I started my career as a doctor but have spent the past 20 years in recruitment, which gives me a unique perspective on how these two worlds interface. One of the things I find most striking is the extent to which they don’t, or possibly won't mix.

I was fortunate early in my recruitment career to work for a large organization that was a market leader in contemporary recruitment practice and I, therefore, had a chance to witness cutting-edge recruitment methodology in action.

Take psychometric testing for example. This is now so routine in most professional recruitment settings that candidates expect it as part of their recruitment process to a new role. For my own company, we ask prospective candidates to sit a range of on-line tests before they even turn up for the first interview and use the results as a screen in the shortlisting process. This has vastly improved the quality of candidates we meet and hire and saved us a lot of wasted time.  For us this vindicates the many studies which show that psych testing is a far more reliable indicator of likely success in a role than references or even interview.

And yet I cannot recall a single occasion where a doctor has been asked by one of our clients to submit to psychometric testing as part of their recruitment process. I have routinely suggested it but the reaction I get ranges from skepticism to incredulity. I have equally asked many doctors how they would feel about sitting a psych test. The word indignation comes to mind.
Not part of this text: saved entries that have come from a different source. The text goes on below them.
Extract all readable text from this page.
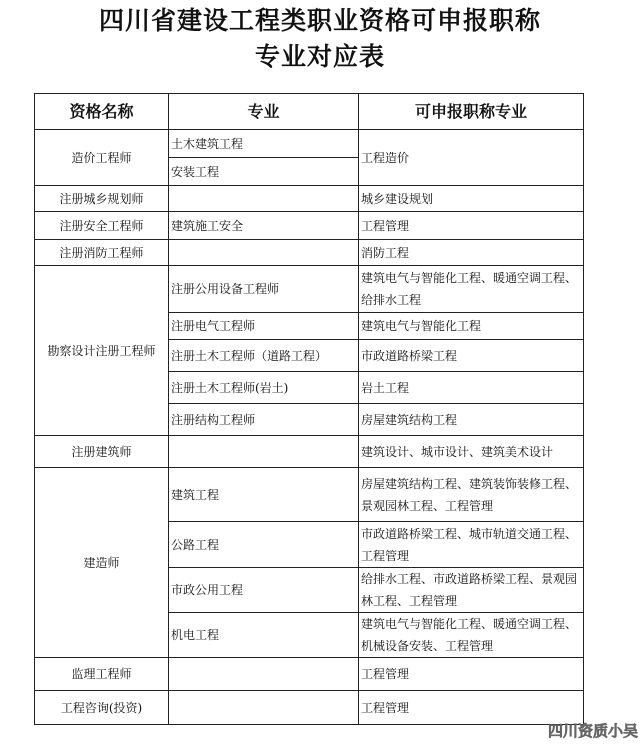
四川省建设工程类职业资格可申报职称
专业对应表
资格名称	专业	可申报职称专业
造价工程师	土木建筑工程	工程造价
	安装工程	
注册城乡规划师		城乡建设规划
注册安全工程师	建筑施工安全	工程管理
注册消防工程师		消防工程
勘察设计注册工程师	注册公用设备工程师	建筑电气与智能化工程、暖通空调工程、给排水工程
	注册电气工程师	建筑电气与智能化工程
	注册土木工程师（道路工程）	市政道路桥梁工程
	注册土木工程师(岩土)	岩土工程
	注册结构工程师	房屋建筑结构工程
注册建筑师		建筑设计、城市设计、建筑美术设计
建造师	建筑工程	房屋建筑结构工程、建筑装饰装修工程、景观园林工程、工程管理
	公路工程	市政道路桥梁工程、城市轨道交通工程、工程管理
	市政公用工程	给排水工程、市政道路桥梁工程、景观园林工程、工程管理
	机电工程	建筑电气与智能化工程、暖通空调工程、机械设备安装、工程管理
监理工程师		工程管理
工程咨询(投资)		工程管理
四川资质小吴
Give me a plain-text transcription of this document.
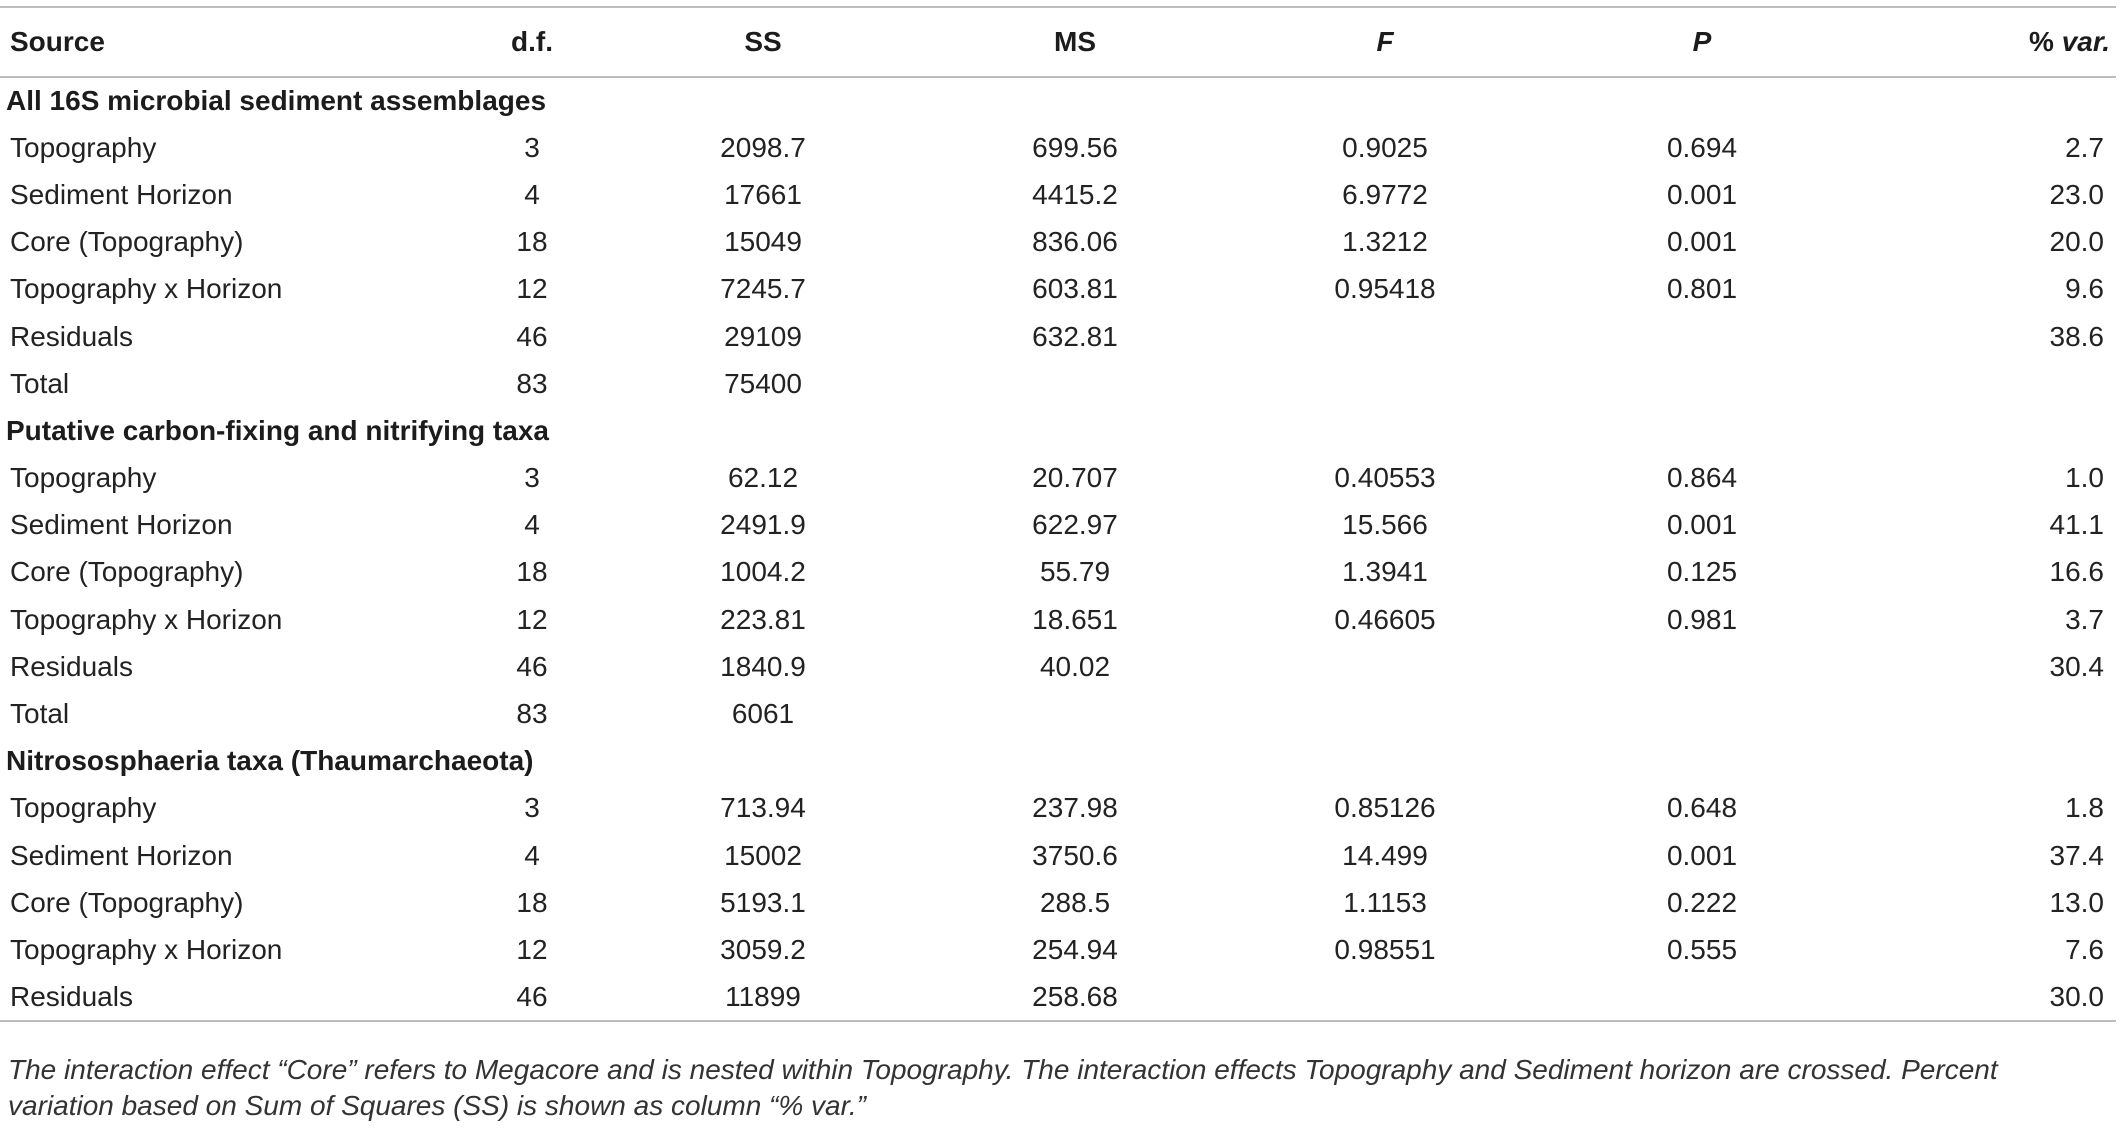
Source	d.f.	SS	MS	F	P	% var.
All 16S microbial sediment assemblages						
Topography	3	2098.7	699.56	0.9025	0.694	2.7
Sediment Horizon	4	17661	4415.2	6.9772	0.001	23.0
Core (Topography)	18	15049	836.06	1.3212	0.001	20.0
Topography x Horizon	12	7245.7	603.81	0.95418	0.801	9.6
Residuals	46	29109	632.81			38.6
Total	83	75400				
Putative carbon-fixing and nitrifying taxa						
Topography	3	62.12	20.707	0.40553	0.864	1.0
Sediment Horizon	4	2491.9	622.97	15.566	0.001	41.1
Core (Topography)	18	1004.2	55.79	1.3941	0.125	16.6
Topography x Horizon	12	223.81	18.651	0.46605	0.981	3.7
Residuals	46	1840.9	40.02			30.4
Total	83	6061				
Nitrososphaeria taxa (Thaumarchaeota)						
Topography	3	713.94	237.98	0.85126	0.648	1.8
Sediment Horizon	4	15002	3750.6	14.499	0.001	37.4
Core (Topography)	18	5193.1	288.5	1.1153	0.222	13.0
Topography x Horizon	12	3059.2	254.94	0.98551	0.555	7.6
Residuals	46	11899	258.68			30.0
The interaction effect “Core” refers to Megacore and is nested within Topography. The interaction effects Topography and Sediment horizon are crossed. Percent variation based on Sum of Squares (SS) is shown as column “% var.”
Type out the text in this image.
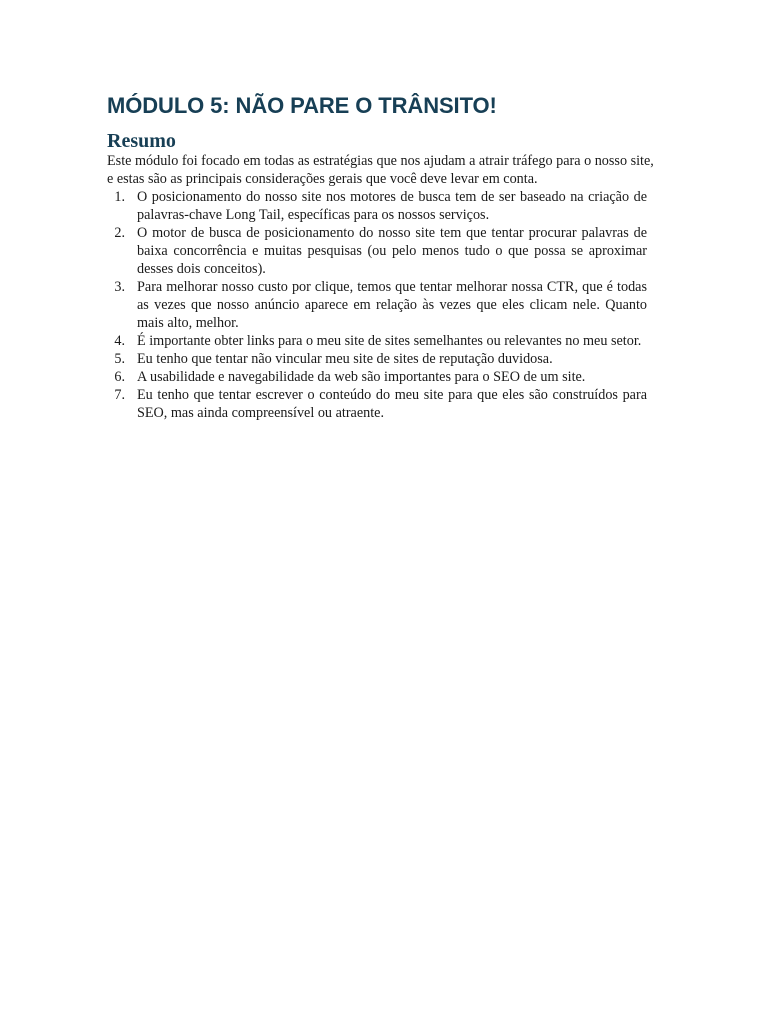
MÓDULO 5: NÃO PARE O TRÂNSITO!
Resumo

Este módulo foi focado em todas as estratégias que nos ajudam a atrair tráfego para o nosso site, e estas são as principais considerações gerais que você deve levar em conta.

1. O posicionamento do nosso site nos motores de busca tem de ser baseado na criação de palavras-chave Long Tail, específicas para os nossos serviços.
2. O motor de busca de posicionamento do nosso site tem que tentar procurar palavras de baixa concorrência e muitas pesquisas (ou pelo menos tudo o que possa se aproximar desses dois conceitos).
3. Para melhorar nosso custo por clique, temos que tentar melhorar nossa CTR, que é todas as vezes que nosso anúncio aparece em relação às vezes que eles clicam nele. Quanto mais alto, melhor.
4. É importante obter links para o meu site de sites semelhantes ou relevantes no meu setor.
5. Eu tenho que tentar não vincular meu site de sites de reputação duvidosa.
6. A usabilidade e navegabilidade da web são importantes para o SEO de um site.
7. Eu tenho que tentar escrever o conteúdo do meu site para que eles são construídos para SEO, mas ainda compreensível ou atraente.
What of other contemporary recruitment tools? Skills assessment is something I did see half-heartedly deployed once to dramatic effect. We once flew an overseas-trained pathologist into Australia for a face-to-face interview and everything was going swimmingly until he was asked to comment on some pathology slides. He excused himself from the room – and never came back. When we found him at home two weeks later he told us he had “…never been so insulted in his whole life.”

Perhaps if he had been warned he may have taken less offense but his reaction, whilst extreme, was not atypical. Doctors are subjected to assessments of all kinds throughout their careers and yet the idea that this should be part of a recruitment process seems anathema to them.

The list of modern recruitment techniques that could be deployed goes on but at a bare minimum, it would be great to see psychometric testing and skills assessment implemented as a routine part of the medical recruitment process. The two most common reasons we see doctors fail in their new role are that they either don’t have the competence (despite glowing references that indicate otherwise) or they don’t fit appropriately into the work environment or culture. Both risk factors can be greatly reduced by adequate testing.

Doctors carry positions of great responsibility and surely there is a duty of care on the part of the employers to ensure that the candidate is suited to the role, both temperamentally and in terms of their skills?

This is not an issue of availability of tools – these are now ubiquitous, sophisticated and can be highly tailored. This is a paradigm shift that doctors and health employers need to make to accept such best practices as mainstream.

It remains to be seen if and when this might happen. Any time before hell freezes over would be great.